A fire-engine-red edifice and azure doors usher patrons into the technicolor interior of Estrada's Mexican & Caribbean Restaurant, an expansive eatery that celebrates the succulence and spiciness of Mexican and Caribbean cuisine. Semicircle booths with glass tabletops hoist up traditional Mexican dishes loaded with sautéed beef, chicken, and vegetables, as well as platters that circulate the aromas of Caribbean delicacies such as fried yucca and plantains. Patrons who sidle over to the restaurant's full bar receive rewards in the form of south-of-the-border beer, homemade sangria, and Academy Awards for Best Chugging.
Hola! Mexican Restaurant & Cantina fills its patrons with authentic Mexican food cooked up on mesquite grills and crafted with fresh ingredients. Start lunch with a tostada salad ($7.45), and follow it with a crab enchilada ($8.95) or sope, a corn masa pillow plumped with your choice of meat or cheese and topped with the likely leafy suspects ($8.65). Dinner diners can begin with three quesadillas fritas—corn turnovers filled with cheese, potatoes, and bell peppers ($7.25)—followed by the house specialty, arroz con pollo, a dish of sautéed boneless chicken breast drenched with chile-tomato sauce and served atop Mexican rice ($13.25), then molded into the shape of guests' auras.

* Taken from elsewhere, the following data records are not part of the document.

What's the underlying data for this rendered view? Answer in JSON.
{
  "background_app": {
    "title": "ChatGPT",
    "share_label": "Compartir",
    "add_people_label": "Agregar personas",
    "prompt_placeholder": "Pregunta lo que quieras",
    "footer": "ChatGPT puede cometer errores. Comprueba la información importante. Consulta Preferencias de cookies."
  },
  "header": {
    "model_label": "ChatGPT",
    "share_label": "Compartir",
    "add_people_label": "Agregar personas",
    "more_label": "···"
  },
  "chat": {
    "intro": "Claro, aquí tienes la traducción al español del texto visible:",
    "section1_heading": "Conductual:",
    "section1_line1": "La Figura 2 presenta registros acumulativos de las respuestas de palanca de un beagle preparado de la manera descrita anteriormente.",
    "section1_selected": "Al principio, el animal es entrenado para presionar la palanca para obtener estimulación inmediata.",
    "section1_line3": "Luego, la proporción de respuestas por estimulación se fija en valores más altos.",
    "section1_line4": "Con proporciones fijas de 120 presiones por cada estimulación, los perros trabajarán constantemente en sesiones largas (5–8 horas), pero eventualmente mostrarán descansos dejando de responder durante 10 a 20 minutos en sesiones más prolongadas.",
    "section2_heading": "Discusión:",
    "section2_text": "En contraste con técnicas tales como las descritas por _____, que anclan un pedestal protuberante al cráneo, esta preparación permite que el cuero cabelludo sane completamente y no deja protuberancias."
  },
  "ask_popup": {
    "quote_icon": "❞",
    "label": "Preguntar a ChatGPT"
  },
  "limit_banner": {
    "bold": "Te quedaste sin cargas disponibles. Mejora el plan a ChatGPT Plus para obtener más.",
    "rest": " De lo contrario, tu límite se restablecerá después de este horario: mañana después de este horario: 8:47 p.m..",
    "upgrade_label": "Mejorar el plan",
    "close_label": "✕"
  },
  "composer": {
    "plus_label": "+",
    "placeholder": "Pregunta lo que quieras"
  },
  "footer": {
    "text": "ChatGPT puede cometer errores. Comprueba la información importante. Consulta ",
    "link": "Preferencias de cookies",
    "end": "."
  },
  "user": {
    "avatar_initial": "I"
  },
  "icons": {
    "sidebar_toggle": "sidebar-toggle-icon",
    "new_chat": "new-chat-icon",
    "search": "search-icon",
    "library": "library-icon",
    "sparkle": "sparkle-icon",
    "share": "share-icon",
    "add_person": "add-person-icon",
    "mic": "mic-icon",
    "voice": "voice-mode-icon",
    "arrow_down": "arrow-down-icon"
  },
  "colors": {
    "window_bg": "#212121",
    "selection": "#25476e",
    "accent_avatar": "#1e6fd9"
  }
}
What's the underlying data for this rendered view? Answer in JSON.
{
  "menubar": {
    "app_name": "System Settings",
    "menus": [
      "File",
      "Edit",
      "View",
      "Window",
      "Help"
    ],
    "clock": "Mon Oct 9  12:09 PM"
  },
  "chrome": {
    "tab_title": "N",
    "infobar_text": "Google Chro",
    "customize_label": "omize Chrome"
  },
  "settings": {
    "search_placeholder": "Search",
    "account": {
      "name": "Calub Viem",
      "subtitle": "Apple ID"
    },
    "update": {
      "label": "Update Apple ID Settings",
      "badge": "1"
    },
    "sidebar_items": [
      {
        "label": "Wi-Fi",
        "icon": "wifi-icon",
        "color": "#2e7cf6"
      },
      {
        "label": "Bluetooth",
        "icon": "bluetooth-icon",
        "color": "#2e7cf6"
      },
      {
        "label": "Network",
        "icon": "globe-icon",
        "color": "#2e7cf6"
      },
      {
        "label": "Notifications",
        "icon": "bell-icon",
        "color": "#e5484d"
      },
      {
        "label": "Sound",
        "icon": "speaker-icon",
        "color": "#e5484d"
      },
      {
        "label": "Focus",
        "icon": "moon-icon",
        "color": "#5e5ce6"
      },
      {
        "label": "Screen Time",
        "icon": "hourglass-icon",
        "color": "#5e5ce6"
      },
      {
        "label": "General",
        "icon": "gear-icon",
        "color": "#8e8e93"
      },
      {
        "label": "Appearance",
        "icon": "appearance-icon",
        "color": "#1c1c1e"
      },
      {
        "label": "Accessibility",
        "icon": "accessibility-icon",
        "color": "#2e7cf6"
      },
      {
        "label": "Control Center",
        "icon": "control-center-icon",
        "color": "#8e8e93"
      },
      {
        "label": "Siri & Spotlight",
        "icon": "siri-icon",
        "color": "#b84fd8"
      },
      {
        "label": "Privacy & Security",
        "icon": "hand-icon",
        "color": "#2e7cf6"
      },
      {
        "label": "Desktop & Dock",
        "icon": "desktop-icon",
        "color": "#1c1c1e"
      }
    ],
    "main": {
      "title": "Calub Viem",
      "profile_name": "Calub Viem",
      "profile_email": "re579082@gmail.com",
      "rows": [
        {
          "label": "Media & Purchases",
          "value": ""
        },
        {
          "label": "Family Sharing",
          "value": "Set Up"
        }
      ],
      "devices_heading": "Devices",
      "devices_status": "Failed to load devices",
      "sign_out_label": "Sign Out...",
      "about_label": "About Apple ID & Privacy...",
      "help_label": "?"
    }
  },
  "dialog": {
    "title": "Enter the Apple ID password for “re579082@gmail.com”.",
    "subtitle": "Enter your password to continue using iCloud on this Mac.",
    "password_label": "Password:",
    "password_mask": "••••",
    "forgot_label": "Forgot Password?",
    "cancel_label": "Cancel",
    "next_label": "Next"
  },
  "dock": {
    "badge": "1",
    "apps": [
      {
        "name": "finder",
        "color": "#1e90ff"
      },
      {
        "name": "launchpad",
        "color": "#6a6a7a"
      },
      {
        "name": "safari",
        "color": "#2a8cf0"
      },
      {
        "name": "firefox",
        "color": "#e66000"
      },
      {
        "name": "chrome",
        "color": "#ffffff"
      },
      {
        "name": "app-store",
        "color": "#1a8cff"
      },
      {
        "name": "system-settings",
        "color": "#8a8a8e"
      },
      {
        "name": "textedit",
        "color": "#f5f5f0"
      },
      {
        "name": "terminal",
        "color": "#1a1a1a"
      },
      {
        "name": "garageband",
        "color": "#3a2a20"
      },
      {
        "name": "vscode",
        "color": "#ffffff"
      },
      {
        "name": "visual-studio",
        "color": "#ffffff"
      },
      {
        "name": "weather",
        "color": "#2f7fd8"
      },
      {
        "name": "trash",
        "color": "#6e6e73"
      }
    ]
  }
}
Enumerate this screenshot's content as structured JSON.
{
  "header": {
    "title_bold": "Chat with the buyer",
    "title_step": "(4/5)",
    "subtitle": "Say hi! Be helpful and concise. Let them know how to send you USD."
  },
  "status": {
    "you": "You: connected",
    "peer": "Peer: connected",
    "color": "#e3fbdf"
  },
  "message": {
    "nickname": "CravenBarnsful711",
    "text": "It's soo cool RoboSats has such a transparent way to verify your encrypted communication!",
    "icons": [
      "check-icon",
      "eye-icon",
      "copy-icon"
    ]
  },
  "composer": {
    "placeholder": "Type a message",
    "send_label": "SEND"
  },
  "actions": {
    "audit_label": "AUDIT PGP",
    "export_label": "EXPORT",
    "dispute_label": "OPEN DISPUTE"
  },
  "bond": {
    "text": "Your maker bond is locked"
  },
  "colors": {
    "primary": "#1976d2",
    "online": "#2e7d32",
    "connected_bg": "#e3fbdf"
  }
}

The bar at each location offers plenty of wines and more than 100 specialty tequilas, which can be conjured into margarita classicas ($8.25) or real fruit margaritas ($8.75) made with strawberry, mango, pineapple, and more, crafted to meet your blood-alcohol level's recommended daily serving of fermented agave juice.
The chefs at both locations of the family-run Guerrero's Taqueria man the grill all day cranking out plate-busting breakfasts, jam-packed burritos, tamales. Guests order at the counter, then find a seat in inside or at one of the green picnic tables outside, where they tuck into Mexican staples, such as the super shrimp burrito or huevos con chorizo. Imported sodas, beers, and horchata quench thirsts, while servings of flan make for a sweet end to the meal. Guerrero's Taqueria recently expanded its reach and opened a new, second location in Fairmont Shopping Center in Pacifica. In addition to traditional Mexican favorites, this location offers a different take on mainstays such as California Burritos, which are made with french fries instead of beans, and California Nachos, which are made with french fries instead of chips.
The chefs at El Toro Loco craft tacos, burritos, and tostadas, alongside hearty meat and chicken entrees grilled in Peruvian style. The kitchen keeps an eye on their customers' health by using the freshest ingredients available, favoring heart-conscious canola oil, and taking all orders on a doctor’s prescription pad. The menu features Peruvian favorites including deep-fried yucca along with beef anticuchos, a kabob-like dish served alongside potatoes and hot sauce. The Peruvian-leaning menu also includes award-winning tacos and burritos, crammed with fish, beef, chicken, pork, or veggies, which distinguished themselves earlier this year by landing El Toro Loco at the top of the Pacifica Patch's short list of the best local tacos and burritos.
A baby-blue "Bienvenidos" greets customers as they step into the warm yellows and oranges of El Sinaloense Mexican Restaurant. Vibrant portraits of south-of-the-border feasts and beaches embellish the sun-toned walls, between which the waitstaff frequently refills each table's bottomless bowl of housemade salsa. Diners chase chips with seafood specialties born on the shores of Sinaloa, such as the topolobampo, a fillet of grilled fish crowned with clams, prawns, and octopus. A more traditional Mexican plate, the Molcajete stars jalapeños, onions, and cheese next to chicken and shrimp simmered with nopales.